Rugby in Sri Lanka is definitely on an upward curve. This is despite the Sri Lanka Rugby Football Union (SLRFU) deciding not to allow clubs to field expatriates during the domestic rugby season. A point must be stressed here before a wrong notion sets in the mind of the reader. This writer not only supports expatriates playing club rugby, but has also seen the locals raising their standard while playing alongside expatriates.
The talk of the town these days is CR&FC holding back their Australian recruit Rowen Perry in last week’s match against Air Force. The club at Longden Place claims they received the union to union transfer letter, but didn’t take a chance of flouting the tournament laws because they were yet to receive clearance from the SLRFU to play him.
This is a time in the sport of rugby union where most Asian nations are considering the possibility of strengthening their sides by fielding expatriates who qualify through the IRB residency rule. If Perry gets clearance and hopefully stays on for three years Sri Lanka can have him.
But there is a lot of red tape with regard to getting an overseas player cleared to play in the Sri Lankan club scene. A lady from a European country told this writer the other day that things were different during the previous regime, when the royal family had so much say in this sport. Many rugby fans say that decision making in rugby was quicker during the previous regime. It’s some time since Perry has been here and it’s a shame that getting clearance for him to play is taking a tad too long.

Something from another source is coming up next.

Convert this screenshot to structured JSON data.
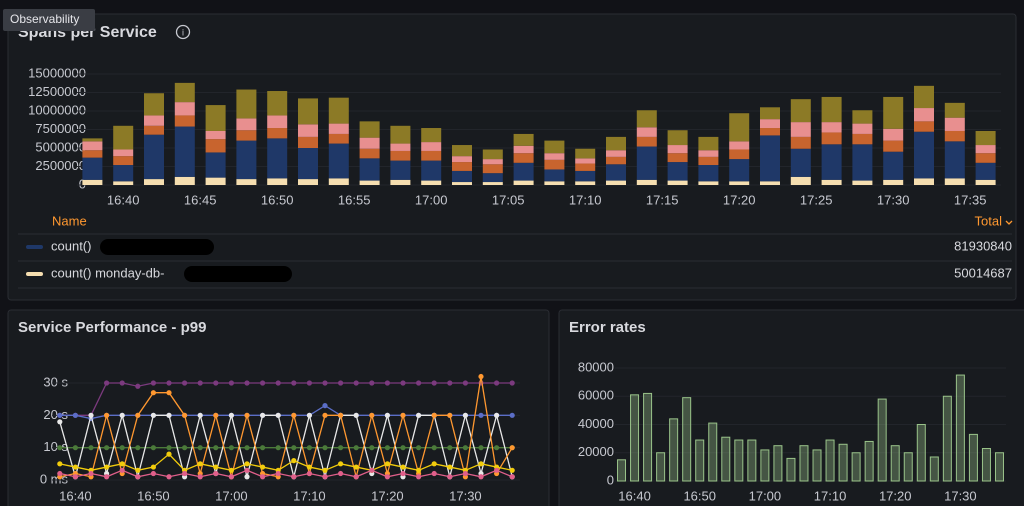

The Red Shirts are also having the services of an expatriate coach in Ben McDougal. These expatriates have the team’s interest at heart and don’t allow their minds to wonder into a far away future before their contact period is over. Expatriate coaches like George Simpkins, Tulagaese Tavita and Johan Taylor are classic examples of coaches who delivered in a Sri Lankan sports system which is often blamed for hiring people who are incompetent.
Another team which is having the services of an expatriate coach and trainer is Army Sports Club. The ‘Soldiers’ have obtained the services of Fijians Fereti Verebula (Coach) and Manu Veikoso (Trainer). Army played pretty well against Sri Lanka Navy last week and went down 25-24 in a thriller at Race Course. There is a quoted saying in sport that ‘it’s the players who make the coach’. But with regard to coaches like Verebula and Tavita this saying probably has worked the other way. The Sri Lanka Army is a place where things get done when there is ‘command’. This is one positive factor when the coach demands good work ethic and a healthy output from players.
The match between Havelocks and CH&FC gave a hint as to where our rugby is heading. Rugby was played in a virtual paddy field, but the players from Havelock SC showed all the will to play to their best under trying circumstances. They winners ran up a score of 48 points to 5 in a match where the CH&FC goal line was crossed on as many as five occasions. The Park Club has a new coach this season, but traces of the input made to players by Kiwi rugby coach Tavita were visible.
Another team which needs to really raise their game this season is Kandy Sports Club. The players from Nittawela under are under the watchful eyes of coach Sean Wijesinghe who has taken over the reins from Taylor. Sri Lankan players have learnt a lot by playing alongside expatriates. But whether local coaches have been groomed to take over from expatriates is a big question which demands attention.
So what needs to be underscored is that Sri Lanka needs expatriate influence, both in terms of coaching and playing are concerned. This is a rugby nation which has survived by leaning on its rich history. Moving ahead in rugby union requires expatriate input. In fact it should be right on top of the country’s rugby agenda.